June 4, 2010
Amateur Astronomer Spots Flash On Jupiter
An amateur astronomer in Australia reported witnessing a bright flash from an object hitting Jupiter and apparently burning up in the atmosphere.
"When I saw the flash, I couldn't believe it," said amateur astronomer Anthony Wesley. "The fireball lasted about 2 seconds and was very bright."
Wesley, a computer programmer with a good reputation among professional astronomers, recently made professional and amateur sky-gazers aware of the cosmic collision. Another amateur astronomer in the Philippines then confirmed the discovery.
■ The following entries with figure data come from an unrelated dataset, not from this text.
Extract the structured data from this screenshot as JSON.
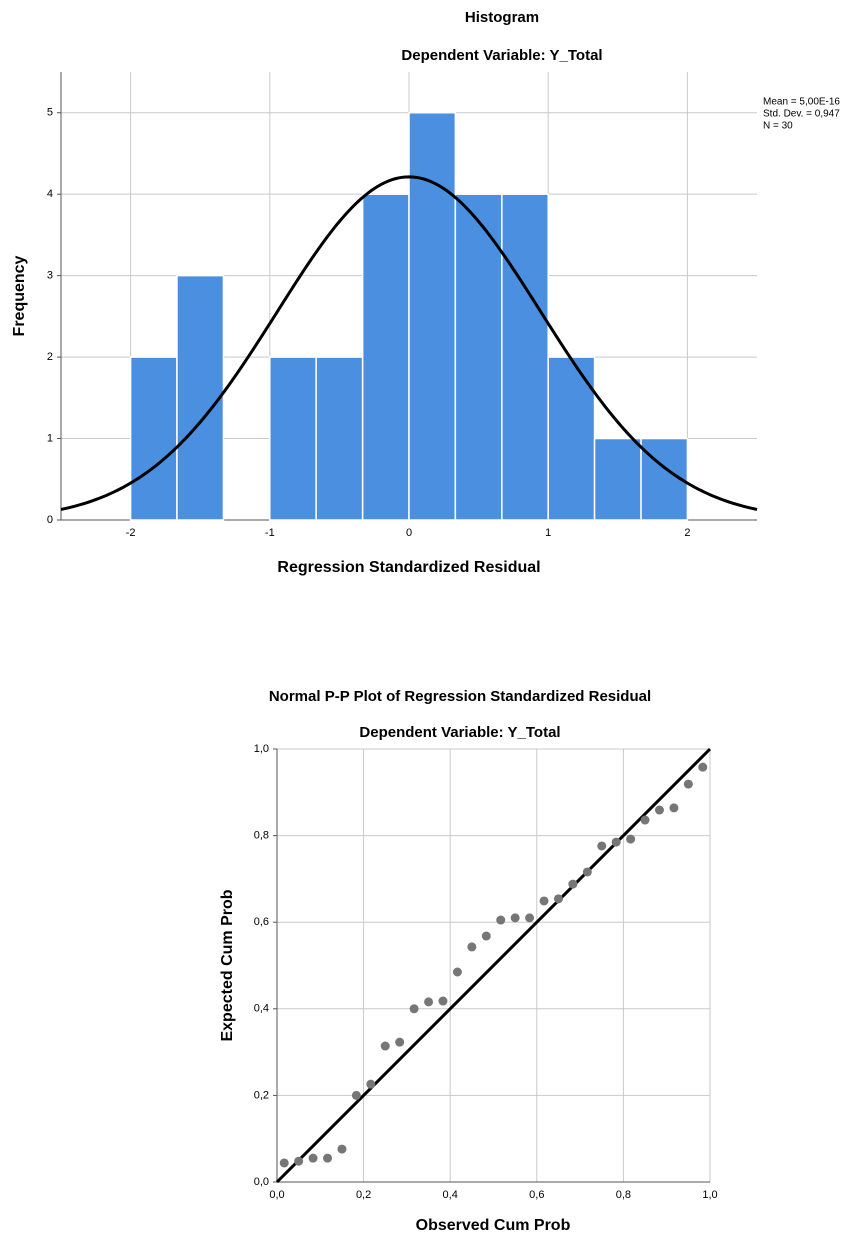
{
  "chart_data": [
    {
      "type": "histogram",
      "title": "Histogram",
      "subtitle": "Dependent Variable: Y_Total",
      "x_label": "Regression Standardized Residual",
      "y_label": "Frequency",
      "bins": [
        -2,
        -1.667,
        -1.333,
        -1,
        -0.667,
        -0.333,
        0,
        0.333,
        0.667,
        1,
        1.333,
        1.667,
        2
      ],
      "values": [
        2,
        3,
        0,
        2,
        2,
        4,
        5,
        4,
        4,
        2,
        1,
        1
      ],
      "color": "#4a8fe0",
      "xlim": [
        -2.5,
        2.5
      ],
      "xticks": [
        -2,
        -1,
        0,
        1,
        2
      ],
      "ylim": [
        0,
        5.5
      ],
      "yticks": [
        0,
        1,
        2,
        3,
        4,
        5
      ],
      "grid": true,
      "normal_curve": true,
      "stats": [
        {
          "value": 5e-16,
          "label": "Mean = 5,00E-16"
        },
        {
          "value": 0.947,
          "label": "Std. Dev. = 0,947"
        },
        {
          "value": 30,
          "label": "N = 30"
        }
      ]
    },
    {
      "type": "scatter",
      "title": "Normal P-P Plot of Regression Standardized Residual",
      "subtitle": "Dependent Variable: Y_Total",
      "x_label": "Observed Cum Prob",
      "y_label": "Expected Cum Prob",
      "x": [
        0.0167,
        0.05,
        0.0833,
        0.1167,
        0.15,
        0.1833,
        0.2167,
        0.25,
        0.2833,
        0.3167,
        0.35,
        0.3833,
        0.4167,
        0.45,
        0.4833,
        0.5167,
        0.55,
        0.5833,
        0.6167,
        0.65,
        0.6833,
        0.7167,
        0.75,
        0.7833,
        0.8167,
        0.85,
        0.8833,
        0.9167,
        0.95,
        0.9833
      ],
      "values": [
        0.044,
        0.048,
        0.055,
        0.055,
        0.076,
        0.2,
        0.226,
        0.314,
        0.323,
        0.4,
        0.416,
        0.418,
        0.485,
        0.543,
        0.568,
        0.605,
        0.61,
        0.61,
        0.649,
        0.654,
        0.688,
        0.716,
        0.776,
        0.785,
        0.792,
        0.836,
        0.859,
        0.864,
        0.919,
        0.958
      ],
      "color": "#767676",
      "xlim": [
        0,
        1
      ],
      "xticks": [
        {
          "value": 0,
          "label": "0,0"
        },
        {
          "value": 0.2,
          "label": "0,2"
        },
        {
          "value": 0.4,
          "label": "0,4"
        },
        {
          "value": 0.6,
          "label": "0,6"
        },
        {
          "value": 0.8,
          "label": "0,8"
        },
        {
          "value": 1,
          "label": "1,0"
        }
      ],
      "ylim": [
        0,
        1
      ],
      "yticks": [
        {
          "value": 0,
          "label": "0,0"
        },
        {
          "value": 0.2,
          "label": "0,2"
        },
        {
          "value": 0.4,
          "label": "0,4"
        },
        {
          "value": 0.6,
          "label": "0,6"
        },
        {
          "value": 0.8,
          "label": "0,8"
        },
        {
          "value": 1,
          "label": "1,0"
        }
      ],
      "grid": true,
      "reference_line": true
    }
  ]
}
Wesley earned respect last year when he spotted a scar the size of the Pacific Ocean near Jupiter's south pole, which has believed to be caused by an asteroid smacking into the planet. NASA scientists were able to use an infrared telescope in Hawaii in order to find evidence of Wesley's witnessing.
That latest hit near the equator has not left any visible mark so far, but astronomers are on the lookout.
The absence of a detectable gash and the short impact time leads scientists to believe Jupiter was hit by a meteor.
"We've never seen a meteor slam into Jupiter," Glenn Orton of NASA's Jet Propulsion Laboratory told The Associated Press.
The latest collision should give astronomers a better idea of the size of debris floating in the outer solar system.
Jupiter was bombarded by pieces of the comet Shoemaker Levy 9 in 1994.